Operations within the Calcutta Dock System in Kidderpore will also be severely affected by the ban on heavy vehicles. Container movement depends on large trucks with 10 to 20 wheels.
“Today we held a meeting with the trade stakeholders to understand their demand in the wake of the bridge collapse. We have decided to offer a few relaxations. We are also trying to build an ecosystem that will help overcome the crisis and minimise the impact on trade. They wanted extra free time for keeping cargo in port as there are delays due to traffic congestion. The free period for exports has been extended from 7 days to 10 days,” said Kolkata Port Trust (KoPT) chairman Vinit Kumar.

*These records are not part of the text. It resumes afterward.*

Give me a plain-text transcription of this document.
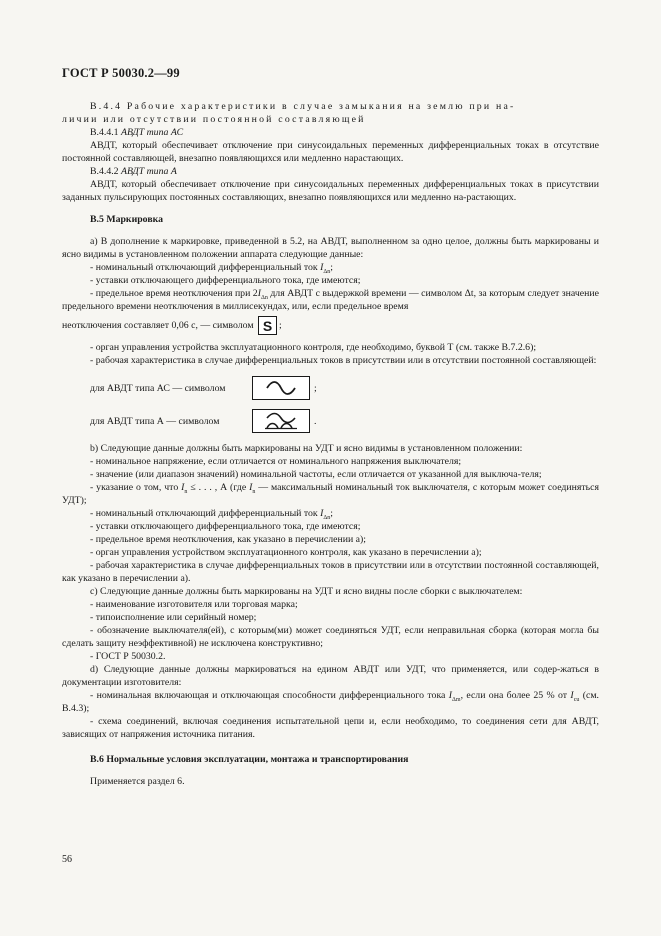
ГОСТ Р 50030.2—99

В.4.4 Рабочие характеристики в случае замыкания на землю при на-

личии или отсутствии постоянной составляющей

В.4.4.1 АВДТ типа АС

АВДТ, который обеспечивает отключение при синусоидальных переменных дифференциальных токах в отсутствие постоянной составляющей, внезапно появляющихся или медленно нарастающих.

В.4.4.2 АВДТ типа А

АВДТ, который обеспечивает отключение при синусоидальных переменных дифференциальных токах в присутствии заданных пульсирующих постоянных составляющих, внезапно появляющихся или медленно на-растающих.

В.5 Маркировка

а) В дополнение к маркировке, приведенной в 5.2, на АВДТ, выполненном за одно целое, должны быть маркированы и ясно видимы в установленном положении аппарата следующие данные:

- номинальный отключающий дифференциальный ток $I_{\Delta n}$;

- уставки отключающего дифференциального тока, где имеются;

- предельное время неотключения при $2I_{\Delta n}$ для АВДТ с выдержкой времени — символом Δt, за которым следует значение предельного времени неотключения в миллисекундах, или, если предельное время

неотключения составляет 0,06 с, — символом S ;

- орган управления устройства эксплуатационного контроля, где необходимо, буквой Т (см. также В.7.2.6);

- рабочая характеристика в случае дифференциальных токов в присутствии или в отсутствии постоянной составляющей:

для АВДТ типа АС — символом	;
для АВДТ типа А — символом	.

b) Следующие данные должны быть маркированы на УДТ и ясно видимы в установленном положении:

- номинальное напряжение, если отличается от номинального напряжения выключателя;

- значение (или диапазон значений) номинальной частоты, если отличается от указанной для выключа-теля;

- указание о том, что $I_n$ ≤ . . . , А (где $I_n$ — максимальный номинальный ток выключателя, с которым может соединяться УДТ);

- номинальный отключающий дифференциальный ток $I_{\Delta n}$;

- уставки отключающего дифференциального тока, где имеются;

- предельное время неотключения, как указано в перечислении а);

- орган управления устройством эксплуатационного контроля, как указано в перечислении а);

- рабочая характеристика в случае дифференциальных токов в присутствии или в отсутствии постоянной составляющей, как указано в перечислении а).

с) Следующие данные должны быть маркированы на УДТ и ясно видны после сборки с выключателем:

- наименование изготовителя или торговая марка;

- типоисполнение или серийный номер;

- обозначение выключателя(ей), с которым(ми) может соединяться УДТ, если неправильная сборка (которая могла бы сделать защиту неэффективной) не исключена конструктивно;

- ГОСТ Р 50030.2.

d) Следующие данные должны маркироваться на едином АВДТ или УДТ, что применяется, или содер-жаться в документации изготовителя:

- номинальная включающая и отключающая способности дифференциального тока $I_{\Delta m}$, если она более 25 % от $I_{cu}$ (см. В.4.3);

- схема соединений, включая соединения испытательной цепи и, если необходимо, то соединения сети для АВДТ, зависящих от напряжения источника питания.

В.6 Нормальные условия эксплуатации, монтажа и транспортирования

Применяется раздел 6.

56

The officials also revealed that the trucks plying in port area are of 18-wheels or less hence this will not affect them in a big way.
On an average 1,700 vehicles were exchanged daily. After the bridge collapse, the number had come down to 900 due to traffic restriction. However on Saturday, it has again risen to 1,450. The situation is slowly improving with the co-operation of the police, KoPT officials said.